“Even so faith, if it have not works, is dead in itself” (James 2:17).
We live in an age when faith, whatever that means, is deemed to be sufficient in itself. Yet if we peruse the New Testament, we will find that the faith of the early converts was demonstrated vividly by their works, even if those works were to lay down their lives and accept martyrdom.
The gospels portray the Lord Jesus Christ as a man “who went about doing good, and healing all that were oppressed by the devil, for God was with Him” (Acts 10:38). He demonstrated the moral relationship between words and deeds, which was so obviously lacking in the religious practices of the Jews, a condition for which He berated their leaders (see Matthew 23). In speaking of the commandments, when delivering the Sermon on the Mount, Jesus said that ”whoever shall do and teach the commandments of God, shall be called great in the kingdom of heaven”.

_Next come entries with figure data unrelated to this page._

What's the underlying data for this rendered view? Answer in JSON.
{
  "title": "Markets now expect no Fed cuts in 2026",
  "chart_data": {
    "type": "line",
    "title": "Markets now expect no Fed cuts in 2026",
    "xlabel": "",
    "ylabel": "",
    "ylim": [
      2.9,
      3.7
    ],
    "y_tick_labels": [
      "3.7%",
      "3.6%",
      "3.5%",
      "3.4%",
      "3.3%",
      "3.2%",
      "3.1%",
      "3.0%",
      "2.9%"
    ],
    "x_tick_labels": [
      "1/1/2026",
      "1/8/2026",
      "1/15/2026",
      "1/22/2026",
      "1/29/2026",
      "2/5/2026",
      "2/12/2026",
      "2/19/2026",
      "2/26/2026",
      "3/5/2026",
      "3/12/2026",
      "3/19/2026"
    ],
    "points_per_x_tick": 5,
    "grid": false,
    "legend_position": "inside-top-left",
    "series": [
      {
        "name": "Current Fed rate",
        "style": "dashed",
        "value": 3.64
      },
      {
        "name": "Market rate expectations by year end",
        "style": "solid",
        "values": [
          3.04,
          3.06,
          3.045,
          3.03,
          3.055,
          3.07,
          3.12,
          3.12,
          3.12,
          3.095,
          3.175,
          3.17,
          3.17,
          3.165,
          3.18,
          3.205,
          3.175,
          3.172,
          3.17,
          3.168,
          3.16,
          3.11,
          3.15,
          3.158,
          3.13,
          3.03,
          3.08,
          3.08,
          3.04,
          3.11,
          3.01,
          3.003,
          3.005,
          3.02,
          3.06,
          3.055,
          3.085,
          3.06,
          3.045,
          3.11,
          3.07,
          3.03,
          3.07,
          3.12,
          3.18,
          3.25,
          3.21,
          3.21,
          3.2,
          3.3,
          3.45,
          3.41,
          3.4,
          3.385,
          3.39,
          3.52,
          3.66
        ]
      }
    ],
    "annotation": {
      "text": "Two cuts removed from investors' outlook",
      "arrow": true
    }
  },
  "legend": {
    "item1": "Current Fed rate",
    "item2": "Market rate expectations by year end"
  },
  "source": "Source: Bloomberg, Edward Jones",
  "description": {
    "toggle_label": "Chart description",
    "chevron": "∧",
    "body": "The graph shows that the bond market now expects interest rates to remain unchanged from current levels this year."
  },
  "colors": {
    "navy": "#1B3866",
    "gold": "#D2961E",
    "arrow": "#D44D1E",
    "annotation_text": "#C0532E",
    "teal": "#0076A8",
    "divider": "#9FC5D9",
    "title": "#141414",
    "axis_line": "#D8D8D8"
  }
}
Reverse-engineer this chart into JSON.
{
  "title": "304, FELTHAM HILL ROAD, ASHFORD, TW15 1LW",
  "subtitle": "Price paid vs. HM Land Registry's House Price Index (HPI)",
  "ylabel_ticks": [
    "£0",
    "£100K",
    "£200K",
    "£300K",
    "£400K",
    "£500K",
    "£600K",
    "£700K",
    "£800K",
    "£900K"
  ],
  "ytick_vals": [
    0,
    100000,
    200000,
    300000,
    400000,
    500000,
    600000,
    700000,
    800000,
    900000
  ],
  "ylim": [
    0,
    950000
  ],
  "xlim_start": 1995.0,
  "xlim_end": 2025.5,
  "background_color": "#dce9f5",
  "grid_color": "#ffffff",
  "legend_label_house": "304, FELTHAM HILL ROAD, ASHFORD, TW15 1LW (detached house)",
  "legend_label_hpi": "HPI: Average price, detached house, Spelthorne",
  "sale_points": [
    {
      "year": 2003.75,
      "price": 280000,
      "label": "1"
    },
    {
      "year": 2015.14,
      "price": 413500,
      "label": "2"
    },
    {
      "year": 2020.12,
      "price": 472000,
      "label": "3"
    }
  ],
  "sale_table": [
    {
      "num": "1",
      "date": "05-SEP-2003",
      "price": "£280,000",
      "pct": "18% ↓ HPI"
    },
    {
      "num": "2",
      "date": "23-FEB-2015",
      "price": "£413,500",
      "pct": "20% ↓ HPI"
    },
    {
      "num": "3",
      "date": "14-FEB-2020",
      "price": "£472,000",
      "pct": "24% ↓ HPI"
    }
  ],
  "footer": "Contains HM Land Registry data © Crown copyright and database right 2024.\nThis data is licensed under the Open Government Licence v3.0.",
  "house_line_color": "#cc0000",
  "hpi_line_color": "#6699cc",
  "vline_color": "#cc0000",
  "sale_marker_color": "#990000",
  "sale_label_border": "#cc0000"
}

It is easy enough to focus on the believing and not the doing; our faith is directed towards the invisible, the immaterial, the irrational, so it is not unnatural for it to be persuaded into acceptance of the unreal. When a man prays, he is praying to the invisible, and it is natural enough that the fallen mind, obsessed with the here and now, with what can be seen and felt, will come to a place where what cannot be seen or touched will decline in significance, to the extent that it will cease to have any sense of reality. Welcome to religion!
From there, it is all froth and frolic, Hollywood style religious entertainment, cheap worldly values and philosophies, big business marketing and media hype. They put Jesus in the front window, but inside it is something else completely. As Peter warned, “In their greed they will exploit you with false words” (2 Peter 2:3).
This is where it ends, but it begins because faith occupies a place in the mind, where it can co-exist quite comfortably alongside the doctrines, values and philosophies of the world. We can pull out the philosophy we want to suit the occasion or the situation in which we find ourselves. But godliness demands that faith be lived, not talked about.